Il fallait bien vivre. Et ce camarade upéciste dont on connaissait l’opportunisme politique essayera de l’épauler financièrement de manière discrète d’abord, puis ouvertement. Jusqu’à ce qu’ils puissent mutuellement se fâcher l’un contre l’autre. Le commandant Kissamba va alors prendre ses distances par rapport à son « bienfaiteurs » pendant un temps. Et réapparait quelques années après en pleine séparation de « L’Âme immortelle du peuple camerounais ». Lors du congrès unitaire de l’Upc qui se tient au Palais des congrès de Yaoundé en début 1996, il réintègre le parti historique et se montre très virulent vis-à-vis d’Augustin-Frédéric Kodock.
Malheureusement, les upécistes fidèles conduits par Michel Ndoh et autres Samuel Mack-It et Moukoko Priso s’emparent du parti. Ngouo Woungly Massaga disparait quelque peu de la scène politique. Installé au quartier Dakar à Yaoundé, on n’entend parler de lui que dans des tribunes médiatiques. De temps à autre il construit des analyses pertinentes dans les médias sur des sujets politiques. La perte de sa femme, qui lui est restée fidèle aussi bien dans le maquis que dans la vie après l’exil sera un grand coup pour le vétéran.

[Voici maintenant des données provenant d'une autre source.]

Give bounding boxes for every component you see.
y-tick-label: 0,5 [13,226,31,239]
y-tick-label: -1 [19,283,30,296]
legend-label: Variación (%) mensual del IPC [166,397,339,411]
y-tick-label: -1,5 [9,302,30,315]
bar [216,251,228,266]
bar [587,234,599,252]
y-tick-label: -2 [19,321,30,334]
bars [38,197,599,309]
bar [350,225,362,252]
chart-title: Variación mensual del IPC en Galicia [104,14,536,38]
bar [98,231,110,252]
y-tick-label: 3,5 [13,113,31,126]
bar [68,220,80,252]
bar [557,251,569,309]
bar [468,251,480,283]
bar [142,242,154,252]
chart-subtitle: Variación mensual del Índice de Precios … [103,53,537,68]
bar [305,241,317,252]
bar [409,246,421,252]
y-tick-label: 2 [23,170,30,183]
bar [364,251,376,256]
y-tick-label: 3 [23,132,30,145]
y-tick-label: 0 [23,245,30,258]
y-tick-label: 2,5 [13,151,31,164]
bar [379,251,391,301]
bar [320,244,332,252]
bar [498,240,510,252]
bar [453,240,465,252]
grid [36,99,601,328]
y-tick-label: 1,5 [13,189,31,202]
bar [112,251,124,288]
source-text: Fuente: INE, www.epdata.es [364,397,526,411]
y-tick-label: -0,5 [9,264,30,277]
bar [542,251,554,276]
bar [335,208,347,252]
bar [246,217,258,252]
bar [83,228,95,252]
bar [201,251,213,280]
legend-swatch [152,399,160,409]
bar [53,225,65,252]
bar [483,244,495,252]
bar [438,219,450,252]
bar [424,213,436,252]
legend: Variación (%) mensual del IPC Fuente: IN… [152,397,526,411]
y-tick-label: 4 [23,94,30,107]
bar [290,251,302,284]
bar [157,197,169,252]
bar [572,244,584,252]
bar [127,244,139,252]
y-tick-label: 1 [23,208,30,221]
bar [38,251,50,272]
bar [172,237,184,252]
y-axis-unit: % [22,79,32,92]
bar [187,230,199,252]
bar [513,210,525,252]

De retour à Lolodorf, le commandant Kissamba est victime de la persécution des élites organiques proches du pouvoir. Sans ressources réelles et de plus en plus déclinant, il continue néanmoins à suivre l’actualité politique nationale et internationale. Ces temps derniers, il est resté une référence historique pour les étudiants en histoire et les jeunes politiciens et journalistes qui aiment bien le consulter. Son retour en politique a quelque peu effrayé.
Surtout lorsqu’on a appris qu’il va militer dans le MRC de Maurice Kamto, l’une des forces politiques que le pouvoir RDPC redoute le plus en ce moment. Mais la fin est celle qu’on connait aujourd’hui. Ngouo Woungly Massaga aura appris à ses détriments que pour manger avec le diable il faut se munir d’une longue fourchette.